-2

I am trying to save html pages with their category using scrapy in python. When trying to save them I would like them to have the name 'WebCategory_http://whatever.com'. Whenever I try to do that with this code:

def parse(self,response):
    content = response.body
    url = response.url
    cat =  str(response.meta['cat'])
    filename = str(cat) + '_' + str(url)
    with open(filename,'wb') as f:
        f.write(response.body)

when I do this, this happens:

IOError: [Errno 2] No such file or directory: 'Arts_https://www.behindthevoiceactors.com/'
2018-11-19 15:43:15 [scrapy.extensions.logstats] INFO: Crawled 45 pages (at 45 pages/min), scraped 0 items (at 0 items/min)
n)

My guess is that '/' is interpreted as part of the path instead of a filename, is there any way keep using '/'?

Matthieu Brucher
  • 21,634
  • 7
  • 38
  • 62

2 Answers2

0

No, / is not a valid part of a filename in most filesystems.
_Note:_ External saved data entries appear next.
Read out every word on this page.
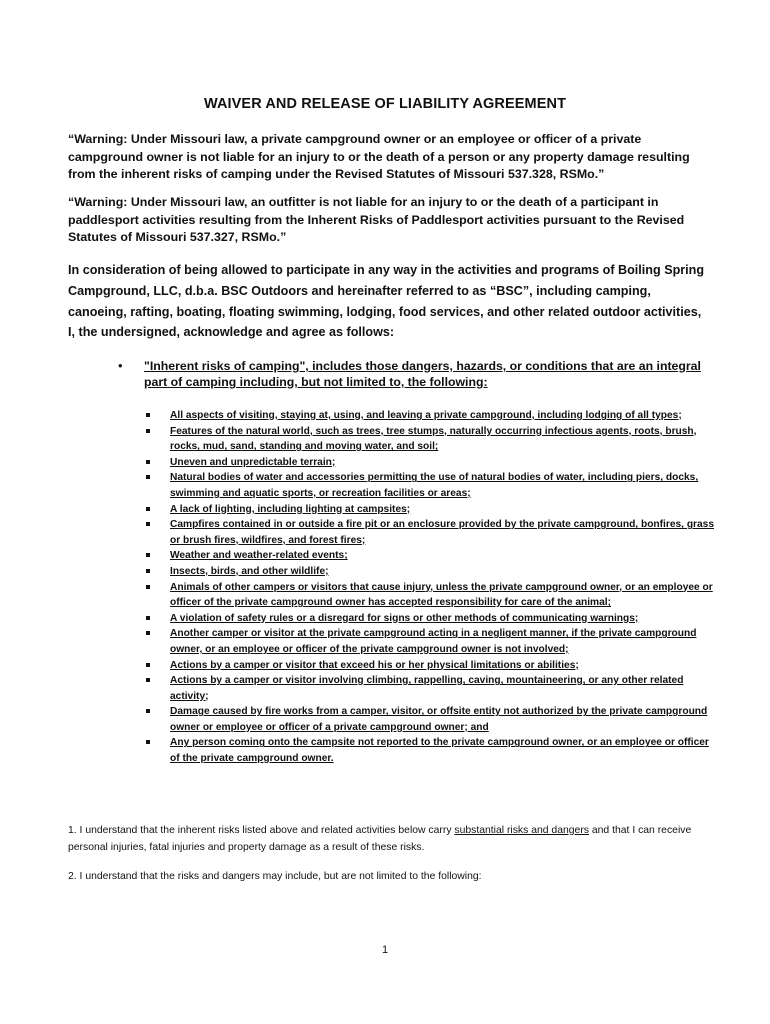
WAIVER AND RELEASE OF LIABILITY AGREEMENT
“Warning: Under Missouri law, a private campground owner or an employee or officer of a private campground owner is not liable for an injury to or the death of a person or any property damage resulting from the inherent risks of camping under the Revised Statutes of Missouri 537.328, RSMo.”
“Warning: Under Missouri law, an outfitter is not liable for an injury to or the death of a participant in paddlesport activities resulting from the Inherent Risks of Paddlesport activities pursuant to the Revised Statutes of Missouri 537.327, RSMo.”
In consideration of being allowed to participate in any way in the activities and programs of Boiling Spring Campground, LLC, d.b.a. BSC Outdoors and hereinafter referred to as “BSC”, including camping, canoeing, rafting, boating, floating swimming, lodging, food services, and other related outdoor activities, I, the undersigned, acknowledge and agree as follows:
• "Inherent risks of camping", includes those dangers, hazards, or conditions that are an integral part of camping including, but not limited to, the following:
All aspects of visiting, staying at, using, and leaving a private campground, including lodging of all types;
Features of the natural world, such as trees, tree stumps, naturally occurring infectious agents, roots, brush, rocks, mud, sand, standing and moving water, and soil;
Uneven and unpredictable terrain;
Natural bodies of water and accessories permitting the use of natural bodies of water, including piers, docks, swimming and aquatic sports, or recreation facilities or areas;
A lack of lighting, including lighting at campsites;
Campfires contained in or outside a fire pit or an enclosure provided by the private campground, bonfires, grass or brush fires, wildfires, and forest fires;
Weather and weather-related events;
Insects, birds, and other wildlife;
Animals of other campers or visitors that cause injury, unless the private campground owner, or an employee or officer of the private campground owner has accepted responsibility for care of the animal;
A violation of safety rules or a disregard for signs or other methods of communicating warnings;
Another camper or visitor at the private campground acting in a negligent manner, if the private campground owner, or an employee or officer of the private campground owner is not involved;
Actions by a camper or visitor that exceed his or her physical limitations or abilities;
Actions by a camper or visitor involving climbing, rappelling, caving, mountaineering, or any other related activity;
Damage caused by fire works from a camper, visitor, or offsite entity not authorized by the private campground owner or employee or officer of a private campground owner; and
Any person coming onto the campsite not reported to the private campground owner, or an employee or officer of the private campground owner.
1. I understand that the inherent risks listed above and related activities below carry substantial risks and dangers and that I can receive personal injuries, fatal injuries and property damage as a result of these risks.
2. I understand that the risks and dangers may include, but are not limited to the following:
1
You need to replace it with a different character.

Tordek
  • 10,628
  • 3
  • 36
  • 67
0

No, you can't use / in a path name, it's a reserved character (on this system).

Replace the character with something else, for instance:

filename = str(cat) + '_' + str(url).replace('/', '_')
Matthieu Brucher
  • 21,634
  • 7
  • 38
  • 62